P.N.「オーウェン」さんからの投稿
- 評価
- ★★★★★
- 投稿日
- 2024-06-07
※このクチコミはネタバレを含みます。 [クリックで本文表示]
修治(高倉健)は、少年期・青年期と大阪・ミナミで育ち、骨の髄まで極道がしみこんでいるヤクザだ。
"夜叉の修治"と呼ばれる所以は、その背中の刺青のため。
だが唯一の肉親である妹をシャブで亡くしてから、ヤクザ稼業に嫌気がさし、冬子(いしだあゆみ)との結婚を機に足を洗って漁師になった。
平穏に過ぎてきた15年。だが、ミナミからやってきた蛍子(田中裕子)とヤクザの矢島(ビートたけし)によって、その生活に波風が立ち始めるのだった------------。
「冬の華」以来、「駅 STATION」「居酒屋兆治」と続いてきた降旗康男監督、高倉健のコンビの人情ドラマの終着点とも言えるこの「夜叉」の魅力は、なんといっても撮影の素晴らしさにあると思う。

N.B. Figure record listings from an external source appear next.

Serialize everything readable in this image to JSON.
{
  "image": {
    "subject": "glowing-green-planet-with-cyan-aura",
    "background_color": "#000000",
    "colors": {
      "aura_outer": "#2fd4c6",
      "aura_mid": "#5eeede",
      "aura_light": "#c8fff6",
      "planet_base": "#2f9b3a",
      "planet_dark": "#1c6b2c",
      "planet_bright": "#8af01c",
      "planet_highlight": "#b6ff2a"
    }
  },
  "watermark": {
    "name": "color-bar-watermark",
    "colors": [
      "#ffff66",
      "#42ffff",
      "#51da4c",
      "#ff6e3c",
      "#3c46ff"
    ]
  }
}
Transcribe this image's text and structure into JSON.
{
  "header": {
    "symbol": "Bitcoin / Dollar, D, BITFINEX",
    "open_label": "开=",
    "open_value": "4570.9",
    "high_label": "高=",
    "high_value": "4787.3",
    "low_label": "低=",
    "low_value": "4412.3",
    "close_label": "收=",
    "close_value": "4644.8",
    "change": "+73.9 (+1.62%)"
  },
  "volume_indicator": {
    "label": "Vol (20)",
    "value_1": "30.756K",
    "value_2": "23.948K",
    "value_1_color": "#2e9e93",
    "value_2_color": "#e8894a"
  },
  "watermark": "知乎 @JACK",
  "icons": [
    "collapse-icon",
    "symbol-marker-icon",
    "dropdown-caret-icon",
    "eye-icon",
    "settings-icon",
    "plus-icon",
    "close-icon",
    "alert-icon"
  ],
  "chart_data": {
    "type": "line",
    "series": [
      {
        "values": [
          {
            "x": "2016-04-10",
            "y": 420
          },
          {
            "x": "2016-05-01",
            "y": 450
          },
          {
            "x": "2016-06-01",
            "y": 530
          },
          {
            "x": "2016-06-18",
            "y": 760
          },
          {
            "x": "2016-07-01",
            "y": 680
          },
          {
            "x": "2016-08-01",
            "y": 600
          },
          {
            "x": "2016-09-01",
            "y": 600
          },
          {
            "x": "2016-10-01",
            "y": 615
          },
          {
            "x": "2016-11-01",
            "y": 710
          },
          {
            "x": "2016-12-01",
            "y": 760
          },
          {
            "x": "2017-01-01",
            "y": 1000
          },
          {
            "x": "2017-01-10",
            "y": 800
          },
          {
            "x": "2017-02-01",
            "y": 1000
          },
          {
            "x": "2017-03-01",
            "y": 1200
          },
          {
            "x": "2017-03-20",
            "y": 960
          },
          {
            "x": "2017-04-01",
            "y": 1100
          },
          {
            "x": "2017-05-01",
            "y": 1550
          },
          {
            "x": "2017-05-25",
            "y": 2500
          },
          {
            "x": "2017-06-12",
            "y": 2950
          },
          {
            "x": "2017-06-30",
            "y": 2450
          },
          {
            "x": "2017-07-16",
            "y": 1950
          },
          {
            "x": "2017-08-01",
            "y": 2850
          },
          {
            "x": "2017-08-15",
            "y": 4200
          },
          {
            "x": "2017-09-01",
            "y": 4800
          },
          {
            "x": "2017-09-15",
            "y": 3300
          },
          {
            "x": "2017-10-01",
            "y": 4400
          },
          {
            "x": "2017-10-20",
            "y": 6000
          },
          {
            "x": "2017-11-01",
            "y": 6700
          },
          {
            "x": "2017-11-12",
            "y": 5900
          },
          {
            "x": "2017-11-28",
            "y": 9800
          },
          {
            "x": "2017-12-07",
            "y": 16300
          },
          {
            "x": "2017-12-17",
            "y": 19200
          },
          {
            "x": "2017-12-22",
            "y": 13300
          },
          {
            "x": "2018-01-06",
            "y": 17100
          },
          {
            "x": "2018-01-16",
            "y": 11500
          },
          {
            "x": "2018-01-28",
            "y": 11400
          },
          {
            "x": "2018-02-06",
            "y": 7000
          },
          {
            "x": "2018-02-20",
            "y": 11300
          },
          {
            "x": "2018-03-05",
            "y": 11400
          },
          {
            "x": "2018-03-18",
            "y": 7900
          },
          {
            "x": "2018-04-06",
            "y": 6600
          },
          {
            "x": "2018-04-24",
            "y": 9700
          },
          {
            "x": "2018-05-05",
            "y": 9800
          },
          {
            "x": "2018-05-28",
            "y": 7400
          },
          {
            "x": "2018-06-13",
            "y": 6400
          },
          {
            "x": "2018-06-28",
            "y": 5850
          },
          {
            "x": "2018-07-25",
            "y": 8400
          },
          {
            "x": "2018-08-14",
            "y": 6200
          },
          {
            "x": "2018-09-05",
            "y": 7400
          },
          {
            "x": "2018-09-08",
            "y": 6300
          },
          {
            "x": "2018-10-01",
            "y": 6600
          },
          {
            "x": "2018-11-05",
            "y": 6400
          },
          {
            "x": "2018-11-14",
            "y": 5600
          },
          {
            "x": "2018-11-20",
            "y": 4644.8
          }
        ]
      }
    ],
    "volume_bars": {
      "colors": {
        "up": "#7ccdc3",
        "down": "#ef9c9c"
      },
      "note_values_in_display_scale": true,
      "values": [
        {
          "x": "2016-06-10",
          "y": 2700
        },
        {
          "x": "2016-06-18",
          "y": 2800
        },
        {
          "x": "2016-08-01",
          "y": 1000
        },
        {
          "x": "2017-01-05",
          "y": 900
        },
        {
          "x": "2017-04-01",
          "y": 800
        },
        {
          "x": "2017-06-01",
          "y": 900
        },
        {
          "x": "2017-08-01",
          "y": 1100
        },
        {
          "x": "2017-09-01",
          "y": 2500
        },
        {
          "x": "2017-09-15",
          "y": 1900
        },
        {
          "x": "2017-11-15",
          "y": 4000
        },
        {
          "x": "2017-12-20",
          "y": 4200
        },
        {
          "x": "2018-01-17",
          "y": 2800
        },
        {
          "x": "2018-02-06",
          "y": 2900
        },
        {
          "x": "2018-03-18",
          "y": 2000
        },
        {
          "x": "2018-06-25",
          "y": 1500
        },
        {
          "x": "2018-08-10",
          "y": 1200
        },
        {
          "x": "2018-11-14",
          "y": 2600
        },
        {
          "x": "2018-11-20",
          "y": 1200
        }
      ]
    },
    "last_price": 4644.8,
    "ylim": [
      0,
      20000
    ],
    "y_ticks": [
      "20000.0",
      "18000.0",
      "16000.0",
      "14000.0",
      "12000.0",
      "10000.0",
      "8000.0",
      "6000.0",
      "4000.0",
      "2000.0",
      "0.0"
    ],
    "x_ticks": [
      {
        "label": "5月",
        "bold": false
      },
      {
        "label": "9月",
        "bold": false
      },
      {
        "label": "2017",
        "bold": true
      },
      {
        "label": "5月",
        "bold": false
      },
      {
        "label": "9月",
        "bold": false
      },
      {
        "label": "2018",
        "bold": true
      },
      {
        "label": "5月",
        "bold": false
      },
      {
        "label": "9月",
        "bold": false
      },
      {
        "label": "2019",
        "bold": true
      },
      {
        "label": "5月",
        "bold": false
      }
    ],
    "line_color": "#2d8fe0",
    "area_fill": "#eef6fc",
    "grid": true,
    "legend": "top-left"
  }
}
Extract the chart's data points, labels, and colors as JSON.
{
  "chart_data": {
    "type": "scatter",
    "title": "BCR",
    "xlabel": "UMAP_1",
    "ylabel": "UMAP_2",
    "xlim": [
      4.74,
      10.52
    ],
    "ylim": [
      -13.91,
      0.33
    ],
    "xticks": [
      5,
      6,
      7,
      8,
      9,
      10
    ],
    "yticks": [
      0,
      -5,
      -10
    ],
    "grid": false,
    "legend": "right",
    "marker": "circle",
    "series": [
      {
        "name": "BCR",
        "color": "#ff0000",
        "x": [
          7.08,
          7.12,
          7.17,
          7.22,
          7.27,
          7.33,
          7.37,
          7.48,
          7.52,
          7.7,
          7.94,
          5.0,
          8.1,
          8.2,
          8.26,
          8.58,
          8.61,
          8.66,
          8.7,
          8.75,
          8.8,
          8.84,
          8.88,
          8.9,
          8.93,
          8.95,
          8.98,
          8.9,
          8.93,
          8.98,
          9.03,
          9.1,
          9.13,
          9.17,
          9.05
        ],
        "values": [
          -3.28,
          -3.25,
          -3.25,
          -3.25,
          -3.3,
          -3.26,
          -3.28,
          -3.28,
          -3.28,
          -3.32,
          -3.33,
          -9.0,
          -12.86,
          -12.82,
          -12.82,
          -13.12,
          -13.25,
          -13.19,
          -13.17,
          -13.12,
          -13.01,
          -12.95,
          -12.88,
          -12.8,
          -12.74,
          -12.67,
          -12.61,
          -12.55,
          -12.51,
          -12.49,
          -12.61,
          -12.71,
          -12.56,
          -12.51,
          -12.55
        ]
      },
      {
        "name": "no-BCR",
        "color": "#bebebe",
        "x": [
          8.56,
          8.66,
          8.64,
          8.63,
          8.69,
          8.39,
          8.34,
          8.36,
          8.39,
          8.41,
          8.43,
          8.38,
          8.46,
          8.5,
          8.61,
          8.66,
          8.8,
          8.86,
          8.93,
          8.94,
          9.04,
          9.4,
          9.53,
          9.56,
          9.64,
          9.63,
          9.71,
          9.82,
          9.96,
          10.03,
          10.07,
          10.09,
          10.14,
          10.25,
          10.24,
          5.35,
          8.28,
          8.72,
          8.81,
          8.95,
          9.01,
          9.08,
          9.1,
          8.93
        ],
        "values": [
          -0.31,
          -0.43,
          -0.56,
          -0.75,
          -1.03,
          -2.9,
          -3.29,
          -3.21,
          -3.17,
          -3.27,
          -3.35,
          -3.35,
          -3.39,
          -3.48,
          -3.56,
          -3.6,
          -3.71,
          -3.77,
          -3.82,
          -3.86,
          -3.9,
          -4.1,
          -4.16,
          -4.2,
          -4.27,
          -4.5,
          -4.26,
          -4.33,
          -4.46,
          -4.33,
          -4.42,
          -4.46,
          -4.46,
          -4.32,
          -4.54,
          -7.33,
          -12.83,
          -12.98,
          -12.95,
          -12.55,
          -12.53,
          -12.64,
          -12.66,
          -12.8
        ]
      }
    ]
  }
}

ささくれだった波頭が押し寄せる、厳寒の漁港・敦賀-----そのファースト・シーンがまず圧巻だし、グレーな色調で統一した漁村は、大阪・ミナミの原色に満ちたネオン・サインとは好対照で、そのうらぶれた感じには郷愁を誘われるものがある。
「海峡」で荒れ狂う海を迫力いっぱいに捉えた木村大作カメラマンは、この作品ではより深みの増した映像を作っていて、凪や波濤など、緩急に富んだ"海の表情"を巧みに表現していて、見事のひと言に尽きる。 そして、それはとりもなおさず高倉健扮する修治の心情にダブってくるのだ。 シャブでひと儲けを企む矢島、それを止めさせようとするミナミ出身の蛍子。 二人の喧嘩が暴力沙汰になり、止めに入った修治は刺青を仲間に知られてしまう。 これ以来、修治の心は千々に乱れ、そして、ついつい蛍子を抱いてしまうのだが、それは蛍子に惚れたというよりも彼女が極道の日々を過ごした街・ミナミの女であり、修治は蛍子を抱くことによってミナミを、ひいては自分の青春を取り戻そうとしているかのように見えてくるのだ。 だからこそ修治は大阪にいくのだと思う。 名目は矢島を救い出すためだが、本当はミナミへの郷愁、つまり、断ち切り難いヤクザ稼業への愛着心が、彼をミナミに向けさせるのだ。
こんなところは、ジュリアン・デュヴィヴィエ監督、ジャン・ギャバン主演の名作「望郷」にどことなく似ているような気がする。 それは多分、降旗康男監督が東大の仏文科出身であり、そのため日本の田舎の村が舞台の地味な風情にもかかわらず、映像がフランス映画的感覚であり、非常にお洒落で洗練されているのだと思う。 お洒落といえば、健さんが背広姿でカッコいいのはいつものことだが、この作品での漁師姿の決まっていること。 回想シーンでの日本刀を振り回すヤクザよりも、漁師姿の方が似合っているというのはなんとも皮肉だが、それだけ健さんにも貫禄が出て来たという事なのかも知れません。 そして、映画のラストは、家出した隣の息子の手紙で終わります。 「青春は素晴らしいと思いました」という独白に、まぶしそうに空を見上げる修治。 自己の映画人生の青春期を、東映ヤクザ映画の全盛期に過ごした高倉健のそれとが二重三重にダブって、胸に迫ってきます。
"寡黙な耐える男"を演じてきた俳優・高倉健にとって、この作品はモニュメンタルな、いわば終着駅のような意味すら感じさせるのです。